Narcolepsy and Surgery: Advocating for Myself
Last updated: August 2023
I have been struggling with my neck for quite a while. For some reason, I attributed it to sleeping more than the average person. It never dawned on me that I would have a spinal condition!
I learned I needed surgery and that it was the only option. My spinal cord was being pinched and causing my extremities to go numb and weak. Having surgery was scary for me; as a narcoleptic, I have had horrible experiences when being admitted into the hospital.
Staying in the hospital overnight
When taking medication for pain, I am not allowed to take my nighttime medication, and this has very big consequences.
This issue is exacerbated when they put you in a room that is close to the nurses' station. During the evening hours, it is loud and very bright. There are lab technicians who roam around with their carts, and all of this causes a “perfect storm” for me. My sleep is continually disrupted, and this causes a multitude of problems.
If I have not gotten adequate, restful sleep, I will become confused, and my cognitive abilities are affected. Not only does it make me grumpy, but it also affects my communication with my doctors.
Being disturbed in my hospital room
Have you ever noticed when a doctor or other healthcare professional enters your room, they sometimes knock very abruptly and loud? This sudden noise causes me to have a cataplexy attack. It is usually not a full-body episode, but rather an inability to speak clearly and to listen.
One time I needed to ask my doctors some important questions and had an awful time trying to do so. Every time they entered my room, they would startle me, and I could never form my thoughts in time to ask them for what I needed before they exited. When they came around the corner of my curtains, all I could get out was “I was asleep.” I couldn’t explain that they put me in a cloud of fogginess. By the time they were gone, I was just coming out of it and able to process my thoughts.
Lack of awareness about narcolepsy in healthcare settings
In my experience, the average healthcare worker does not know about narcolepsy. I am constantly educating nurses and support staff about the multitude of symptoms we have. People just assume we sleep a lot and that is it. They have no understanding of the neurological battles we fight every day. It gets tiring, but the more we explain our condition to them, the better care we will get in the future.
Being proactive about expressing my needs
I decided to take control and not rely on others to know what my needs are.

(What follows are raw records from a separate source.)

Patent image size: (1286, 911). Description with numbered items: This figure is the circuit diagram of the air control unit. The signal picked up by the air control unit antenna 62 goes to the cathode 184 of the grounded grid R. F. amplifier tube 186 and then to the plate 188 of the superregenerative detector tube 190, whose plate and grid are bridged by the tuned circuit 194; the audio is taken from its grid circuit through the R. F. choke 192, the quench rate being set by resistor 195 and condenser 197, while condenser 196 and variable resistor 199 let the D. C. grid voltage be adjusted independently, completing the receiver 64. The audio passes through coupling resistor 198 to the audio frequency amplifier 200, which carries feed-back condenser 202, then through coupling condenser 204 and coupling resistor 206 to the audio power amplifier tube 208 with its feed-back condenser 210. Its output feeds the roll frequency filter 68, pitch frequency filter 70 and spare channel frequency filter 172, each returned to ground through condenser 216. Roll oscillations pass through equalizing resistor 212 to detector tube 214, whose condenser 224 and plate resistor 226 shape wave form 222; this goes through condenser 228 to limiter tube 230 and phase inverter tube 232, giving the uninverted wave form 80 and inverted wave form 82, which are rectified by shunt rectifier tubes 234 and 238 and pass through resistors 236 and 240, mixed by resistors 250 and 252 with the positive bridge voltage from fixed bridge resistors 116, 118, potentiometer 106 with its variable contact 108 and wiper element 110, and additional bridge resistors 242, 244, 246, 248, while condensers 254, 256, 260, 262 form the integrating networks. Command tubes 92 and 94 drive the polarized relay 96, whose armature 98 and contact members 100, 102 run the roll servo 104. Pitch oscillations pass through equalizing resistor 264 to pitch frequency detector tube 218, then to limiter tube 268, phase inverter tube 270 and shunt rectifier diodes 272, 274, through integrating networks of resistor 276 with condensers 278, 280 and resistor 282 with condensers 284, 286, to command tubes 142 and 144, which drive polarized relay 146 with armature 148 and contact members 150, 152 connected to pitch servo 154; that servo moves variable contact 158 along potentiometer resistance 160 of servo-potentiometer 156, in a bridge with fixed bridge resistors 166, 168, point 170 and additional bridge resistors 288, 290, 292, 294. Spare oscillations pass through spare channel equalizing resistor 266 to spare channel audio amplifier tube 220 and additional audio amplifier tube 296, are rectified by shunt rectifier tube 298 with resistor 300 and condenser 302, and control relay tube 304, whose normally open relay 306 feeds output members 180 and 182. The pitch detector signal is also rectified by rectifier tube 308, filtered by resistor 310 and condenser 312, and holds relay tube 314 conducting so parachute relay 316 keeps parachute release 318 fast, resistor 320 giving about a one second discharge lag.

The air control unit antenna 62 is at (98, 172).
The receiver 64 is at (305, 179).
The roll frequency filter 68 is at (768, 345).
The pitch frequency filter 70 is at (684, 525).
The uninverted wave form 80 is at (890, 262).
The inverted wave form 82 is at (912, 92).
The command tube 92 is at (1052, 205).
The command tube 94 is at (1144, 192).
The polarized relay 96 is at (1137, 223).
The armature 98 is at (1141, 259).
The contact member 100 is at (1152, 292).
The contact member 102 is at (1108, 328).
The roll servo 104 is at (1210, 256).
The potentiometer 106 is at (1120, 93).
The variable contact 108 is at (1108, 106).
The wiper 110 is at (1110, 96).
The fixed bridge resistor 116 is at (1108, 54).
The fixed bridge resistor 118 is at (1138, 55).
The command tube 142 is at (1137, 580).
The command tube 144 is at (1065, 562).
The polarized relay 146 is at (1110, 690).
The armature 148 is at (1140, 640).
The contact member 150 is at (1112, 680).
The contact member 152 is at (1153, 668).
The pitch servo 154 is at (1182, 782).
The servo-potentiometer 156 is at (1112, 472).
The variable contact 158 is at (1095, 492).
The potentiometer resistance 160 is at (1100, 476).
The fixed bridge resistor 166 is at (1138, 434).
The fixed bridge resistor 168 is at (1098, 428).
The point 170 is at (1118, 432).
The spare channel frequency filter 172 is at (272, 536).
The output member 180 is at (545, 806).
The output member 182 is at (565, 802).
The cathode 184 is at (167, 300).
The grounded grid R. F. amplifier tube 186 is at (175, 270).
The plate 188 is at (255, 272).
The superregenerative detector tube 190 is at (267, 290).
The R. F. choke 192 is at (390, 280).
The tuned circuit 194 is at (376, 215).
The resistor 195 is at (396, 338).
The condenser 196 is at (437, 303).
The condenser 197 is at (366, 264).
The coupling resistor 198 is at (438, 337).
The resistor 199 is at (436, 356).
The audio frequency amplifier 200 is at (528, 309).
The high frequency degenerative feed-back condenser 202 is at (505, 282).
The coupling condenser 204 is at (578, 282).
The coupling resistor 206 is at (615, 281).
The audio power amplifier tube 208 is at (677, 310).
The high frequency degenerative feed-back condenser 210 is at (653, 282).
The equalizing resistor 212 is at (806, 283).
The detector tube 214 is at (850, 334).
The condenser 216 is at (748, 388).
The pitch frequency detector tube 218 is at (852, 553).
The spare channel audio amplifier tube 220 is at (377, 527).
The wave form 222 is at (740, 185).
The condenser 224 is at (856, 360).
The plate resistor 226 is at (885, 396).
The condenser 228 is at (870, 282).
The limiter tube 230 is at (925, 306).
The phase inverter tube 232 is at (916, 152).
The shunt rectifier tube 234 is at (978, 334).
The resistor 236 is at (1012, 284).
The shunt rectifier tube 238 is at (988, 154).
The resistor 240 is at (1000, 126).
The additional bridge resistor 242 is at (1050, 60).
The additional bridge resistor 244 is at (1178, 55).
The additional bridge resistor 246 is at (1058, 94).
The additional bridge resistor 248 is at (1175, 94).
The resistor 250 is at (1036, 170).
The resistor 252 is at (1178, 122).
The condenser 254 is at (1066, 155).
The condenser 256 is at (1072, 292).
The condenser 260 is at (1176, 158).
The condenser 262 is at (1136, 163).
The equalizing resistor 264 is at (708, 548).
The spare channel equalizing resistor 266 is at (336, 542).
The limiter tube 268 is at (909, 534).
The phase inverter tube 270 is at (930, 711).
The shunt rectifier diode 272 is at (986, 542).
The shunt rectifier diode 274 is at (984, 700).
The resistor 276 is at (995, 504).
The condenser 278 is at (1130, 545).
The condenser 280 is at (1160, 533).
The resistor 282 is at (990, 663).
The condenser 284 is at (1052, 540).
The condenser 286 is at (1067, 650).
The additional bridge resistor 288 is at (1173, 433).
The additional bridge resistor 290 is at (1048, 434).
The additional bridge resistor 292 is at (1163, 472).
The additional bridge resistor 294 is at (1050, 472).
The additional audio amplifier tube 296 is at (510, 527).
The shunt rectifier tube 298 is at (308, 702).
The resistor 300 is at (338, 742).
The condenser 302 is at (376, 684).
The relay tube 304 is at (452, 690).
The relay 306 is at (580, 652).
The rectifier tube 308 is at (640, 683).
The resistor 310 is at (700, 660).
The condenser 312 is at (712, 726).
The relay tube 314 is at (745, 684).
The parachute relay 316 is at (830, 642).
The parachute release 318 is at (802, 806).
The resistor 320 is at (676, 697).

I am now proactive and try to notify everyone of my condition as soon as I am admitted to a hospital or other healthcare setting.

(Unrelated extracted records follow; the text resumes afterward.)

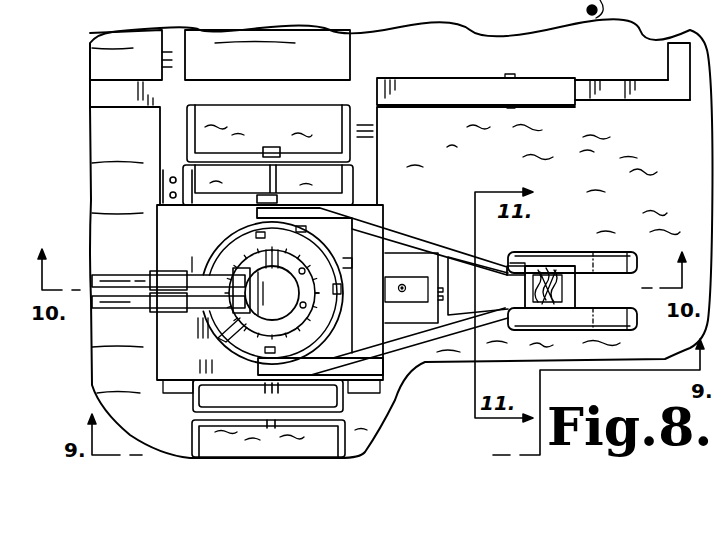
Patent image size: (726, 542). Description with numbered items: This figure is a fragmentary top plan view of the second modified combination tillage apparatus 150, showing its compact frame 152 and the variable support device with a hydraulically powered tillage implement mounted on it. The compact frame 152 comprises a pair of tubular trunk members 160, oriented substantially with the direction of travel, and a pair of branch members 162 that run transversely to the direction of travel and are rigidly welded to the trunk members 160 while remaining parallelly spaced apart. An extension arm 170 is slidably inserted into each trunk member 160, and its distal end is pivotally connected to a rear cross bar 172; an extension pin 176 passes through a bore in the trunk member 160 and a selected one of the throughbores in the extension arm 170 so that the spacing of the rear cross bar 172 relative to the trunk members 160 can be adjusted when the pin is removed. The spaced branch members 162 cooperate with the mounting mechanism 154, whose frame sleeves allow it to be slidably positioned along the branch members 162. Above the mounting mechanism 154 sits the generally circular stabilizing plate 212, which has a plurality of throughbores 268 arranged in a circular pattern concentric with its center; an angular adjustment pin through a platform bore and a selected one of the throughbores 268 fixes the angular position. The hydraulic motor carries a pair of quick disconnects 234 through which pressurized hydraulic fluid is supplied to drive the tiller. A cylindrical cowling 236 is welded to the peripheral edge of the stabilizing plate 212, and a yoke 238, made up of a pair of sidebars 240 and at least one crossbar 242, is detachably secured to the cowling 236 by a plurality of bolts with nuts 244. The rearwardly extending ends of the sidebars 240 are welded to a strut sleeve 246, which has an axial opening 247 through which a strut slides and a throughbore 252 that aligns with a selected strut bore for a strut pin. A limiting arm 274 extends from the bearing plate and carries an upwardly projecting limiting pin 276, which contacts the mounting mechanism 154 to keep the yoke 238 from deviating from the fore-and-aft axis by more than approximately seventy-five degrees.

The combination tillage apparatus 150 is at (75, 163).
The compact frame 152 is at (97, 92).
The mounting mechanism 154 is at (165, 212).
The trunk member 160 is at (284, 85).
The branch member 162 is at (170, 126).
The extension arm 170 is at (612, 88).
The rear cross bar 172 is at (680, 62).
The extension pin 176 is at (508, 76).
The stabilizing plate 212 is at (226, 258).
The quick disconnect 234 is at (178, 286).
The cowling 236 is at (245, 388).
The yoke 238 is at (384, 210).
The sidebar 240 is at (405, 242).
The crossbar 242 is at (368, 314).
The bolts with nuts 244 is at (256, 232).
The strut sleeve 246 is at (565, 266).
The axial opening 247 is at (568, 288).
The throughbore 252 is at (527, 297).
The throughbores 268 is at (247, 328).
The limiting arm 274 is at (428, 303).
The limiting pin 276 is at (402, 285).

If I am having surgery and it is not an emergency stay, I have time to prepare. I make sure my doctor has acknowledged my concerns and notes will be put in my record. If a doctor does not specialize in sleep disorders, they may not think to do this. I find it important to do so, as many people will look at their notes throughout my stay.

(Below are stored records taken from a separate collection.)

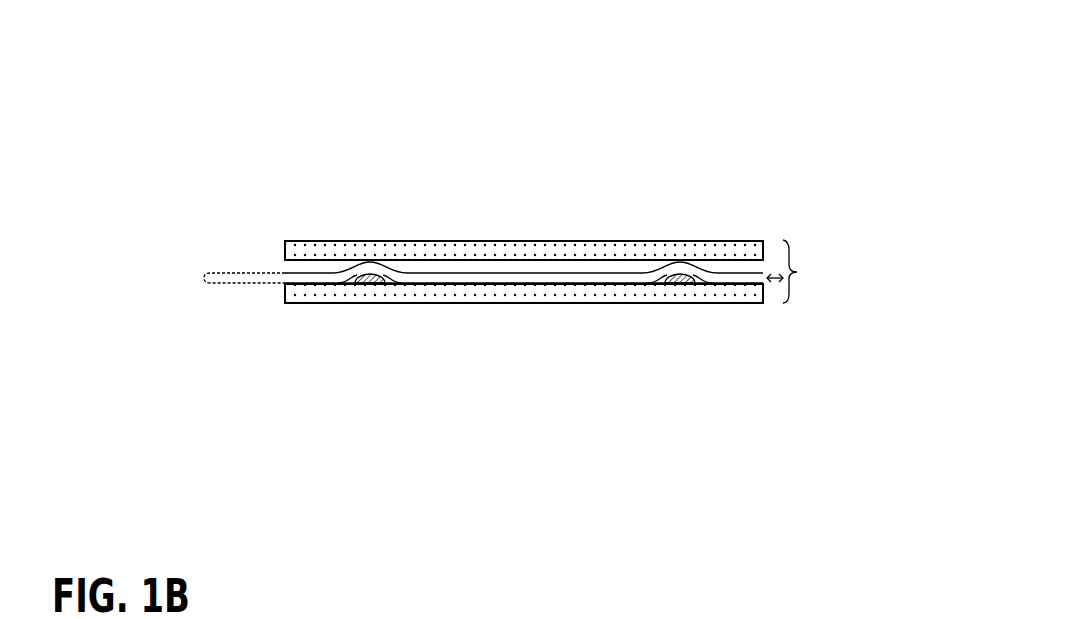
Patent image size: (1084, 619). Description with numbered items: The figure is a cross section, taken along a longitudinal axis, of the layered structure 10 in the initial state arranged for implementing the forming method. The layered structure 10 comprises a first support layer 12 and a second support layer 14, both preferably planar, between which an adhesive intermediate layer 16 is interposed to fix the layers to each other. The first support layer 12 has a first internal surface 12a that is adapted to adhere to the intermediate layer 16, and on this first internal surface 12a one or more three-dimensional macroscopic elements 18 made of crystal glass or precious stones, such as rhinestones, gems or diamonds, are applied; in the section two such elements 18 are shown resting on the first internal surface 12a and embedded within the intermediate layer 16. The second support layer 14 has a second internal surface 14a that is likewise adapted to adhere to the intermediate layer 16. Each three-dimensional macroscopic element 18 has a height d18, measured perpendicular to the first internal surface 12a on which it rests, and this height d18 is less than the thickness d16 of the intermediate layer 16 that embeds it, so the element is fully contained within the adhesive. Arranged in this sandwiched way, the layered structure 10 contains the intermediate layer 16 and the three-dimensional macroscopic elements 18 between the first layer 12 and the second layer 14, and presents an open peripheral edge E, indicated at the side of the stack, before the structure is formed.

The layered structure 10 is at (190, 166).
The first support layer 12 is at (569, 329).
The first internal surface 12a is at (516, 284).
The second support layer 14 is at (435, 215).
The second internal surface 14a is at (628, 259).
The adhesive intermediate layer 16 is at (558, 275).
The three-dimensional macroscopic element 18 is at (367, 290).
The height of the three-dimensional macroscopic element d18 is at (198, 278).
The thickness of the intermediate layer d16 is at (784, 278).
The open peripheral edge E is at (802, 272).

Managing recovery and healing after surgery
I will make sure I have someone with me for my post-op room stay. My husband knows to tell every nurse that I have narcolepsy and what that means. He knows how to explain to them that I cannot wake up abruptly by being shaken. If I am awakened before my brain is ready, I will wake in a state of confusion. I am so thankful he has been able to do this for me.
I also hang a notice on my hospital room door. It says, “The person in this room has narcolepsy and cataplexy and CANNOT be startled. Please DO NOT KNOCK on the door loudly or enter unannounced.” At first, I did not know if this would work because I had never seen a sign like this before. To my surprise, this worked wonderfully! It has made a huge difference in my quality of sleep while dealing with healing or recovery. I have found that every healthcare employee was very respectful of my needs and they were not afraid of asking questions. I am always happy to educate people about narcolepsy, as we have very different needs than others.
Start early when advocating for yourself
Do not be afraid to take things into your own hands. YOU are the driver in your recovery.
If you know you have a procedure in your future, start advocating for yourself before the date arrives. Have your support person be ready to speak up and protect you! Write your notes and hang them on the door to prevent possible cataplexy episodes caused by being abruptly surprised. Contact your surgeon and anesthesia departments and explain what you need from them. When being assigned your room, request a room away from the nurses' station. You will find most healthcare professionals respectful and thoughtful of our requests. The hardest part is learning to speak up!